Pelo menos em Cross Reverie esse tipo de evento não existia.
Rem pressionou sua cabeça.
— ...Me disseram que Krebskrum reviveria caso eu morresse.
— Sim.
— Mas parece que... se eu dormir, Modinalaam irá despertar.
Por que tinha que ser a Rem!?
Ele sentia um forte ressentimento com o destino, mas, mais importante, precisava pensar em alguma forma para lidar com isso.
— Se for Krum, talvez ela saiba de alguma solução.
Ela era um dos fragmentos do Rei Demônio e possuía conhecimento de quando foi despedaçada por Deus. Krum poderia estar muito bem informada a cerca das habilidades dos outros Reis Demônios.
— ...Seria ótimo ...se pudéssemos perguntá-la, mas ...eu ...já cheguei ao meu limite.
— O que foi que disse!?
— ...Mo-modinalaam ... A consciência dele está ficando mais forte.
— Rem! Aguente firme! Você é uma Aventureira sem igual, não é!?
— ...Eu sei disso ...é o meu maior orgulho e não quero ser apenas ...uma pedra no caminho dos outros ...eu!
Rem começou a caminhar até a borda da muralha e olhou para algum lugar distante.
— ...Os Seres Demoíacos.
— O que tem eles?
— Eles sabem... eles sabem que Modinalaam irá voltar. É por isso que ainda não recuaram.
— Você pode estar certa...
— Eu não vou deixar... As coisas irem como querem!
— Naturalmente. Rem, o Rei Demônio que está dentro de você, deixe ele para mim.
Ouvindo as palavras de Diablo, Rem sorriu. A expressão de angústia que tinha até agora desapareceu completamente, dando lugar a um sorriso radiante.
— ...Obrigada, Diablo... Sou verdadeiramente abençoada em poder te ver nos meus últimos momentos.

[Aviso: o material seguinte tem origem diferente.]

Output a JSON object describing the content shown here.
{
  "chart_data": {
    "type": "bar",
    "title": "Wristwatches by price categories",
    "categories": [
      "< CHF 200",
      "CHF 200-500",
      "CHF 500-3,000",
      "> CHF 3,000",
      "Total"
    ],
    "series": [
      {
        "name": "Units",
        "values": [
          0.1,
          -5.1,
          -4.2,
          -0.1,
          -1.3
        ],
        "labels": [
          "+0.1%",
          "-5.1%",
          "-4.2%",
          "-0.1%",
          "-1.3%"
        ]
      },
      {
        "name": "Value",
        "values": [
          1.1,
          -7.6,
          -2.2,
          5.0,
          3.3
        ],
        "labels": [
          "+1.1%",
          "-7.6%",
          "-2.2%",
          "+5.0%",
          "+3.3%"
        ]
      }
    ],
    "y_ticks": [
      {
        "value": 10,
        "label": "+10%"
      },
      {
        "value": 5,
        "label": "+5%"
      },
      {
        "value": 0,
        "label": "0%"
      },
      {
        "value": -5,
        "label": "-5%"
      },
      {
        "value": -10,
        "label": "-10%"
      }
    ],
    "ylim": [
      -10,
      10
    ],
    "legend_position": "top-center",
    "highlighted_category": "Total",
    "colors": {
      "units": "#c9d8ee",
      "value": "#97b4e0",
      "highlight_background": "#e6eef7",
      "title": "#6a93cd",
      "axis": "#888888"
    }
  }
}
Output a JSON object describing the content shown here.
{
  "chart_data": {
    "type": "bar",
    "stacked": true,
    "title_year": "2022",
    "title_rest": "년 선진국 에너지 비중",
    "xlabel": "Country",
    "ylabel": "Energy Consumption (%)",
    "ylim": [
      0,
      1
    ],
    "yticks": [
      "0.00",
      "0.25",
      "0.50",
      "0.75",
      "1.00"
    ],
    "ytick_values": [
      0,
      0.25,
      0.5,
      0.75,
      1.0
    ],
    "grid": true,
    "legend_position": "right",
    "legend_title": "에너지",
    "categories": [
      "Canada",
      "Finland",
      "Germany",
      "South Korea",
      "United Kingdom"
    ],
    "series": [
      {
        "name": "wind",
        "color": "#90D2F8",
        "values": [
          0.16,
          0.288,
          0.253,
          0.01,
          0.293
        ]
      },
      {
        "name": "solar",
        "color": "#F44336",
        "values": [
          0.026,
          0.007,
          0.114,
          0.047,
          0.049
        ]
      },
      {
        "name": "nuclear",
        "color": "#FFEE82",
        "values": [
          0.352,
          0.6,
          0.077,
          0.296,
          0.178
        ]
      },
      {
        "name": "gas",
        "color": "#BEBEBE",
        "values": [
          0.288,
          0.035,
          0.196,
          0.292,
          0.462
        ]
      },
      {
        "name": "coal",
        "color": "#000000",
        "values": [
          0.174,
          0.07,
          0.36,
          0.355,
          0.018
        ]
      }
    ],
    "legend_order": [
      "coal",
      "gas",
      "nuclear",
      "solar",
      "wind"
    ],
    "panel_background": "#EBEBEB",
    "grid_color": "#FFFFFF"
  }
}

Últimos momentos!? O que você está planejando, Rem!?
Na mesma hora, ela cerrou os dentes e correu para fora da muralha.
— NÃO FAÇA ISSO! REM!!!
Naquele momento, o colocar de ferro em seu pescoço reagiu. Rem que estava a meio passo da borda da muralha parou de se mover como se tivesse virado uma estátua de pedra.
Lágrimas escorriam dos olhos dela.
— Por que... por que você não me deixou morrer, Diablo! Eu não quero... eu não quero virar sua inimiga...
— EU SOU O REI DEMÔNIO, DIABLO! NÃO IMPORTA QUEM ESTEJA DOMINANDO VOCÊ! IREI ANIQUILÁ-LO SEM FALHA!
— !
Rem parou de resistir e parecia a beira do colapso. No entanto, como se fosse puxada por uma corda, seu corpo subitamente parou de se mover e flutuou no ar.
Chamas negras a envolveram e sua aparência mudou. Uma espécie de chifres surgiram dos lados de sua cabeça e mesmo suas unhas se tornaram afiadas como facas. Originalmente, ela estava com uma vestimenta de alto nível de exposição, mas agora suas roupas mudaram para algo ainda mais ousado e provocante, com uma textura que se assemelhava mais a escamas cobrindo a pele.
Aquele tipo de cobertura lembrava a mesma de Krum quando havia sido despertada.
Como se houvesse despertado como um Rei Demônio...
De suas costas, asas negras se espalharam, duas de cada lada, somando quatro no total, de aparência enevoada, como se não tivessem uma forma fixa. E então, uma face surgiu em uma dessas asas, assumindo a aparência do rosto de um bode...
— MODILANAAAAAAAAAAAAAMMMMMMMM!!!
Aquela face grotesca abriu sua boca.

— Quão tolo és tu. Em pensar que perderias tua última oportunidade em extinguir a minha existência por um sentimento tão banal.